Aber Aktivisten sagen, dass die Sicherheitskräfte noch mehr tun, um das medizinische Personal zu stören. Die „Komitee zur Überwachung verhafteter Gefangener“ ist eine Initiative iranischer Menschenrechtsaktivisten auf der ganzen Welt, um Verhaftungen durch iranische Sicherheitskräfte zu dokumentieren und den Status inhaftierter Demonstranten zu überwachen.

„Die Sicherheitskräfte haben Ärzte daran gehindert, einen verletzten Demonstranten wiederzubeleben“

Unsere Beobachterin Delaram (Name geändert) ist Mitglied dieser Initiative:

Wir haben mehrere Fälle dokumentiert, in denen Sicherheitskräfte im Iran die Behandlung verletzter Demonstranten unterbrochen haben, um sie in Haftanstalten zu bringen, obwohl sie gegen den Rat des medizinischen Personals verstoßen haben. Wir haben auch einen Fall dokumentiert, in dem Sicherheitskräfte medizinisches Personal daran gehindert haben, einen schwer verletzten Demonstranten in einem Krankenhaus wiederzubeleben.

Amir Javad Asadzadeh wurde am 19. November in Mashhad festgenommen und einige Tage später ins Gefängnis gebracht, wo er starb. Wir haben das medizinische Personal des Krankenhauses befragt, und sie haben bestätigt, dass die Sicherheitskräfte sie daran gehindert haben, Herrn Asadsazdeh wiederzubeleben. Der Druck, der auf das medizinische Personal ausgeübt wird, nur weil es seine Arbeit macht – nämlich Leben zu retten, egal was passiert – ist selbst nach den Maßstäben der Islamischen Republik beispiellos.

Aktivisten sagen, Ärzten droht sogar der Tod. Das ist der Fall von Dr. Aida Rostami, der unter den Demonstranten in Ekbatan, einem Vorort im Westen Teherans, bekannt war, in dem in den letzten vier Monaten einige der heftigsten Anti-Regime-Proteste im Iran stattfanden.

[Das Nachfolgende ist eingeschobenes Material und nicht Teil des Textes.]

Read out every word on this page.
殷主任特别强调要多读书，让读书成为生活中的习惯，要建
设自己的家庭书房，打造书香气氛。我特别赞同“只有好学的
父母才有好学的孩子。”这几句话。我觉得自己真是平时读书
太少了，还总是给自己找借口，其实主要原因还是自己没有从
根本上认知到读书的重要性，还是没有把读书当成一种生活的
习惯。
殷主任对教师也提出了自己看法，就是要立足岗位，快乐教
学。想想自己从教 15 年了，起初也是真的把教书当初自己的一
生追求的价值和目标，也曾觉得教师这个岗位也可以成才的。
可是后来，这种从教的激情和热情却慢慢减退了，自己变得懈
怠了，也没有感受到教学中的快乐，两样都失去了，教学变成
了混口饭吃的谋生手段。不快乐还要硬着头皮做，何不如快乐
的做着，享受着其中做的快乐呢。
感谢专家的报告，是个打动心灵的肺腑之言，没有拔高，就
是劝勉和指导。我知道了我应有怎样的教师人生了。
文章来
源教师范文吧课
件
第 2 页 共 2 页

Dr. Aida Rostami behandelte verletzte Demonstranten in der Nachbarschaft, bis sie am 12. Dezember verschwand. Während die Behörden behaupteten, sie sei von einer Brücke gefallen, sagte ihre Familie, sie habe Anzeichen von Folter und sexuellem Missbrauch an ihrem Körper gesehen, darunter Stiche auf ihrem Augenlid, wo der Augapfel gewesen war komplett entfernt worden. Sie wurde am 15. Dezember unter strengen Sicherheitsvorkehrungen in ihrer Heimatstadt Gorgan beerdigt.

https://www.youtube.com/watch?v=iXro59BBT2A

Die Beerdigung von Dr. Aida Rostame fand in Gorgan unter strengen Sicherheitsvorkehrungen statt.

Seit dem 16. September toben im Iran Proteste und Generalstreiks wegen des Todes der 22-jährigen Mahsa Amini, die von der Sittenpolizei festgenommen worden war, weil sie ihren Hidschab „unsachgemäß“ trug. Was folgte, war, dass Männer und Frauen vereint in ihrer Empörung auf die Straße gingen, angeführt von Frauen, die ihre Hijabs abrissen, sich die Haare schnitten und einen Sammelruf von „Frauen, Leben, Freiheit“ annahmen. Mehr als 19.000 Demonstranten wurden festgenommen und 480 getötet, laut Menschenrechtsorganisationen.